Park’s condemnations of Japan also serve to obfuscate the roles of Koreans who willingly served Japanese imperialism. These include Park’s own father, the brutal dictator Park Chung-hee, who was in power from 1961 to 1979.

Korean police and other agents assisted the Japanese army to coerce women into the “comfort stations.” Others, like the elder Park, who served in Japan’s Kwantung Army in Manchuria, at the very least must have been aware of the sex-slave system but did nothing to help these women after World War II.

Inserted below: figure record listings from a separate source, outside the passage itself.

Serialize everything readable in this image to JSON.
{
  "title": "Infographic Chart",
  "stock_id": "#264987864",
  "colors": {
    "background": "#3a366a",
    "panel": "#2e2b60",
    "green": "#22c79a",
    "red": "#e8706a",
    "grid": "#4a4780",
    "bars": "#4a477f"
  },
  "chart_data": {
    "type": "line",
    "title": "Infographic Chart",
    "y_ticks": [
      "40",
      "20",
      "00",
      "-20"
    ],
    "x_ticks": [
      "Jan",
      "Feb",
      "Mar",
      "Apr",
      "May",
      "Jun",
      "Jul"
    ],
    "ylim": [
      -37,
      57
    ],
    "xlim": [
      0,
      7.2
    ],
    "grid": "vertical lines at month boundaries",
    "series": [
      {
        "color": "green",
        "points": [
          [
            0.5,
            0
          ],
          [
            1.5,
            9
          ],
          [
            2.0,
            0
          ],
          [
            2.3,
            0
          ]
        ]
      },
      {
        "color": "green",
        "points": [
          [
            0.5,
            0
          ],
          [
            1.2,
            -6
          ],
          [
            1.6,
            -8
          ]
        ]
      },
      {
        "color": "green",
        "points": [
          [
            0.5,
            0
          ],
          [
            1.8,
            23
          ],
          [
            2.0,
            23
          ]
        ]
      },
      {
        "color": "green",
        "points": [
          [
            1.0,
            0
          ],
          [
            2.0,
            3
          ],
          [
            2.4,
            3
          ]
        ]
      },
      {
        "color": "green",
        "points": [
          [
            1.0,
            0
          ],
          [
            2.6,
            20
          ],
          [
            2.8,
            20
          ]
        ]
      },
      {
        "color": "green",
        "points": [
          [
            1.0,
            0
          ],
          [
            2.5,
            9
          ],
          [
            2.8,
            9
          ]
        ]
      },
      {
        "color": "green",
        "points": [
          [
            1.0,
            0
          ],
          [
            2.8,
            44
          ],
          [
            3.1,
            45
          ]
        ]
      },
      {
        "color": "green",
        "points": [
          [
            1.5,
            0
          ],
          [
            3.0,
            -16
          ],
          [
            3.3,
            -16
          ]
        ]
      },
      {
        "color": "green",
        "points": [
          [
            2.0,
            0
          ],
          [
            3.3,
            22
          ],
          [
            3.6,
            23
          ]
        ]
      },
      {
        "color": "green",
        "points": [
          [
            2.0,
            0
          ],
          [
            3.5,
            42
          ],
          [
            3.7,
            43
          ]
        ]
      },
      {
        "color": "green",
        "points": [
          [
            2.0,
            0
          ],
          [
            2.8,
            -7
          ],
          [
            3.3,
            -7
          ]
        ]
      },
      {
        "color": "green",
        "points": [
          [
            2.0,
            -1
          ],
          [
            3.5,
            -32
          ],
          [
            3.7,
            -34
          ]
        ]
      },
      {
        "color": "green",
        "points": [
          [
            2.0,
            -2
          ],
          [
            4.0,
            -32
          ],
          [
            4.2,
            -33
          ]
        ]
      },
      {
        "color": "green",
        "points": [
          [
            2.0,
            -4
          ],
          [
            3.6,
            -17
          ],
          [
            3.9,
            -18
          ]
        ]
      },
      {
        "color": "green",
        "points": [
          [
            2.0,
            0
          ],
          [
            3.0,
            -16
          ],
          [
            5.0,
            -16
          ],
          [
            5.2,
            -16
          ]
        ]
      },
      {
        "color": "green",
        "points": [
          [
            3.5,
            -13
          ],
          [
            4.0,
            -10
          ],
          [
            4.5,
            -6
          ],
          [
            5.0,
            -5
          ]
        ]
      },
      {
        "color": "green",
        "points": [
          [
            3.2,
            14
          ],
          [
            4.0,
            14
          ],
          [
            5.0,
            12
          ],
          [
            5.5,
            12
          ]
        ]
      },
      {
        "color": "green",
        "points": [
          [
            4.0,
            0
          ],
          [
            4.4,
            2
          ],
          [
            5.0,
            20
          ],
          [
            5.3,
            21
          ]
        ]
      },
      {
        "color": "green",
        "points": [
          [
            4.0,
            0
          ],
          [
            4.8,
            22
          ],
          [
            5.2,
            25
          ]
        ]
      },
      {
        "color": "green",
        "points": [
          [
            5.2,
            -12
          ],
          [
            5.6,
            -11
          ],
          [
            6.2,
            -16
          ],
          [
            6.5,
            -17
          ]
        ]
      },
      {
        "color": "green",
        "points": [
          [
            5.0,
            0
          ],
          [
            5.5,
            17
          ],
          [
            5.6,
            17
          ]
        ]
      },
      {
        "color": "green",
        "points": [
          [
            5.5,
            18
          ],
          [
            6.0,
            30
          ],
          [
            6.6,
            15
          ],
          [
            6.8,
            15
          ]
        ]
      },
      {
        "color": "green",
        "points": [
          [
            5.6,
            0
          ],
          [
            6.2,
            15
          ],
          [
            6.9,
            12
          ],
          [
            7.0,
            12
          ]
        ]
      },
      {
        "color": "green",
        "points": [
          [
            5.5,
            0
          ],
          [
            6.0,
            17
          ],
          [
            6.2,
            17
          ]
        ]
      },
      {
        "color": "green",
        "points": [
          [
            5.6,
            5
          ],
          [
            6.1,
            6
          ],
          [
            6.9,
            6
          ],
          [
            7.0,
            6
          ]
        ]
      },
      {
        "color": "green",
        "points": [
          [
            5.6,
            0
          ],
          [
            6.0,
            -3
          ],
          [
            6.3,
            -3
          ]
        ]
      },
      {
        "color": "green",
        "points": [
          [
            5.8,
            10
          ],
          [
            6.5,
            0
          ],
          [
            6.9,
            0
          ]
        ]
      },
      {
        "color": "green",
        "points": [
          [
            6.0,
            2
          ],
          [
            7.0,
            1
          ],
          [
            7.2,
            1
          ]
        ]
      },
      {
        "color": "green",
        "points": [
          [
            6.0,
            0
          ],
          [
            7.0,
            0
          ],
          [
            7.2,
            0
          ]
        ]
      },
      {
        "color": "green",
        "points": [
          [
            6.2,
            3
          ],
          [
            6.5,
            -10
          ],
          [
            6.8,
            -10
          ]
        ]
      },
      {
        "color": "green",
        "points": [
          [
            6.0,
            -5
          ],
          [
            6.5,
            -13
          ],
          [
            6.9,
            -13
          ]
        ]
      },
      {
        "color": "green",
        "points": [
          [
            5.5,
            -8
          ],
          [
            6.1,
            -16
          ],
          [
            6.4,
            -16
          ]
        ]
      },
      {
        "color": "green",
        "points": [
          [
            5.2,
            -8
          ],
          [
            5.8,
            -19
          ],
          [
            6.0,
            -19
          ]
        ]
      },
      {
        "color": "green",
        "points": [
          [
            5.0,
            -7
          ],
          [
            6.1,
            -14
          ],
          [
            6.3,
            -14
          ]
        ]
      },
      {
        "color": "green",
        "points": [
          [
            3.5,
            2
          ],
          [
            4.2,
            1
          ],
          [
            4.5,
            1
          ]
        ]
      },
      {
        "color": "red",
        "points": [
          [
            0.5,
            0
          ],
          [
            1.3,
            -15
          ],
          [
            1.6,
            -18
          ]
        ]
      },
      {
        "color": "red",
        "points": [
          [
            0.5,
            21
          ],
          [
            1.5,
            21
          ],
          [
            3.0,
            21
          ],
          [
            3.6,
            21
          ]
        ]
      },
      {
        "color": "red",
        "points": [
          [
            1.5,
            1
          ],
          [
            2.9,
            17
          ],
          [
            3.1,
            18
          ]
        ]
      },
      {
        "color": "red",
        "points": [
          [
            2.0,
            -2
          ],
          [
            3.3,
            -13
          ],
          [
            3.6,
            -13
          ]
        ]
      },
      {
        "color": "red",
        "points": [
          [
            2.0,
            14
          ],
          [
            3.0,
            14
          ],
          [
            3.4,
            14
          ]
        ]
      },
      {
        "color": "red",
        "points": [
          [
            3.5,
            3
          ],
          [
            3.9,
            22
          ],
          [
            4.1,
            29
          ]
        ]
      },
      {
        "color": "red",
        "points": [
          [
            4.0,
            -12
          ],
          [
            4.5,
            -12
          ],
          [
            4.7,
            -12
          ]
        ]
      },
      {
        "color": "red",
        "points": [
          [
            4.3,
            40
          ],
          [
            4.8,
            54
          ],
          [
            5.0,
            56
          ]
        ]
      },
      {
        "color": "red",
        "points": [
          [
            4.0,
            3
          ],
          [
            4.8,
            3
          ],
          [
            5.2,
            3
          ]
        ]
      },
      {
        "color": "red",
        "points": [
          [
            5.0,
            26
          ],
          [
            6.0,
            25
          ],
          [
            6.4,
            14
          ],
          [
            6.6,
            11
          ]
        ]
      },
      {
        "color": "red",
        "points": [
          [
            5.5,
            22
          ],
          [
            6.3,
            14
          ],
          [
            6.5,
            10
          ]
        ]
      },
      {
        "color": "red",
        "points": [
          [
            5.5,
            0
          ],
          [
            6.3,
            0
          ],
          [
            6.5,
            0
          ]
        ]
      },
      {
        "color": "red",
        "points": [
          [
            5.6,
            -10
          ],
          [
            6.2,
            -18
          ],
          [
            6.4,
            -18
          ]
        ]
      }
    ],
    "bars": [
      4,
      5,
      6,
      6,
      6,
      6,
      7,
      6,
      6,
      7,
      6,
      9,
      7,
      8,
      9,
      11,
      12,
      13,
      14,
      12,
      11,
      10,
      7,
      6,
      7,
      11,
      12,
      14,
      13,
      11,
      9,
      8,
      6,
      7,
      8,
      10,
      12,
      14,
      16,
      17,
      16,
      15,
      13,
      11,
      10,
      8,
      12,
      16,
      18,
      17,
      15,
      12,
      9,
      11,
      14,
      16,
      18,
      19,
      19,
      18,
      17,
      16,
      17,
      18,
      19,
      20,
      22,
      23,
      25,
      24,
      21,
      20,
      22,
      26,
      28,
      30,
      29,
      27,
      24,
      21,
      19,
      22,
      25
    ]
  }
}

In the years following the war, Seoul not only turned a blind eye to, but actively encouraged, desperately poor young women to engage in prostitution with US soldiers. In 1962, Park Chung-hee designated red-light areas near US bases as “special tourism districts.”

Last June, 122 elderly women sued the South Korean government, saying that when they worked as prostitutes decades ago, police prevented them from leaving. They alleged that the US and South Korean governments regularly inspected the brothels, imprisoning anyone who contracted a sexually transmitted disease. Many of these women still live in poverty today, attempting to survive on government stipends of $300 to $400 a month.